Jô Bible — Jɔ Biibili ki (2022)
Overview
Jɔ Biibili ki ("The Bible in Jɔ") is the New Testament — plus two additional Old Testament books — in Jowulu, published in 2022 by Wycliffe Bible Translators (copyright holder: Wycliffe Bijbelvertalers, the Dutch member of Wycliffe Global Alliance) and available via YouVersion/Bible.com (ID 3776). The YouVersion edition contains 29 books (the 27 NT books plus two OT selections), making it one of the rare minority-language Bible editions that includes sample Old Testament material alongside the complete NT. Audio recordings are available via Hosanna / Faith Comes By Hearing.
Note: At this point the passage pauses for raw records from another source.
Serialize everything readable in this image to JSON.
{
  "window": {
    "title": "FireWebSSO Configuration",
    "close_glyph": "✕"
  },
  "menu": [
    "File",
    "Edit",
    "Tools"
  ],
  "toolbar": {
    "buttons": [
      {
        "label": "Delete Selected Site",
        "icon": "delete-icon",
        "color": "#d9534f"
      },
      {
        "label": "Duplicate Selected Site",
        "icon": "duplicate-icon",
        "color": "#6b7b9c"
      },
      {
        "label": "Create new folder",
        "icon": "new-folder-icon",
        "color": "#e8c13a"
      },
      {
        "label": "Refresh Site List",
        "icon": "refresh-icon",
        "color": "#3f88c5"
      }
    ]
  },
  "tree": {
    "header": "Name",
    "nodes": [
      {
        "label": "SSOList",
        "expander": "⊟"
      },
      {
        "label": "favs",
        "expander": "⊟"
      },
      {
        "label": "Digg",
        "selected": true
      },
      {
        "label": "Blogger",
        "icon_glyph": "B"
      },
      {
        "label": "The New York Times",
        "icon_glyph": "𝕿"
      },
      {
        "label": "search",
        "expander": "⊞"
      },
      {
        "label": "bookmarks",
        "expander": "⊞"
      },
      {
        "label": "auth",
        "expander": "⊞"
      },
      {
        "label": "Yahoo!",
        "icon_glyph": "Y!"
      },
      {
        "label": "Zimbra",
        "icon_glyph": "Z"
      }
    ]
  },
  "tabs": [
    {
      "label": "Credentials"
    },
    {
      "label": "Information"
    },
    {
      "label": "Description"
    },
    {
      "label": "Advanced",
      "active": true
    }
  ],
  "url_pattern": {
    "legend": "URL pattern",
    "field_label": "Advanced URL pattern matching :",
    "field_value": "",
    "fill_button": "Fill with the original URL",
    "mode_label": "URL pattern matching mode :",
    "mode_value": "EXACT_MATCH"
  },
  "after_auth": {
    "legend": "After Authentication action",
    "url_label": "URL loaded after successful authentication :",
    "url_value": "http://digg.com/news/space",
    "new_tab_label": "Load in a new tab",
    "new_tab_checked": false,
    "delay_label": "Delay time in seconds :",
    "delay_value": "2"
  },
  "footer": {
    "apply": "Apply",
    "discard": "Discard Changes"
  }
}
The title Jô is the French-orthography spelling of the language's name in the Latin script; speakers write it with the open-O vowel as Jɔ.
The translation work was led by SIL linguists Jacqueline Eenkhoorn-Pilon and Bart Eenkhoorn, working with local translators including Mama Djilla. The Eenkhorns also co-authored the foundational linguistic study of the language: Phonologie du jôwulu ("samogho"): langue mandé du Mali et du Burkina Faso (R. Köppe Verlag, Cologne, Mande languages and linguistics 6, 2004) — the primary published phonological description of Jowulu. The first Jowulu syllabary was designed by Mama Djilla and Hae Kyung Kim in 2004 (printed at the Mission Catholique, Sikasso / Imprimerie du Kénédougou); revised in 2010 by Pornan Ouattara and Jacqueline Eenkhoorn-Pilon, with further improvements in 2020–2021. The long development of literacy infrastructure — syllabary 2004, phonology 2004, NT complete 2022 — reflects a standard 15–20 year SIL translation timeline from first linguistic documentation to published NT.
Language and People
Jowulu (ISO 639-3: jow; also Jɔ, Jo, Jôwulu) is a Mande language of the Southwestern Mande branch, spoken primarily in Kadiolo District, Sikasso Region, southern Mali, with communities also in adjacent Burkina Faso. It is closely related to other languages of the "Samogho" cluster — an umbrella term applied by French colonial linguists to a group of mutually unintelligible but genetically related Mande varieties in the Sikasso-Banfora corridor (including Duungoma, Dzùùngoo, Seenku, and others). Jowulu itself is not mutually intelligible with these neighbours despite the cluster name. Estimated speakers: approximately 10,000–15,000 (figures vary; Kadiolo is a sparsely populated rural district).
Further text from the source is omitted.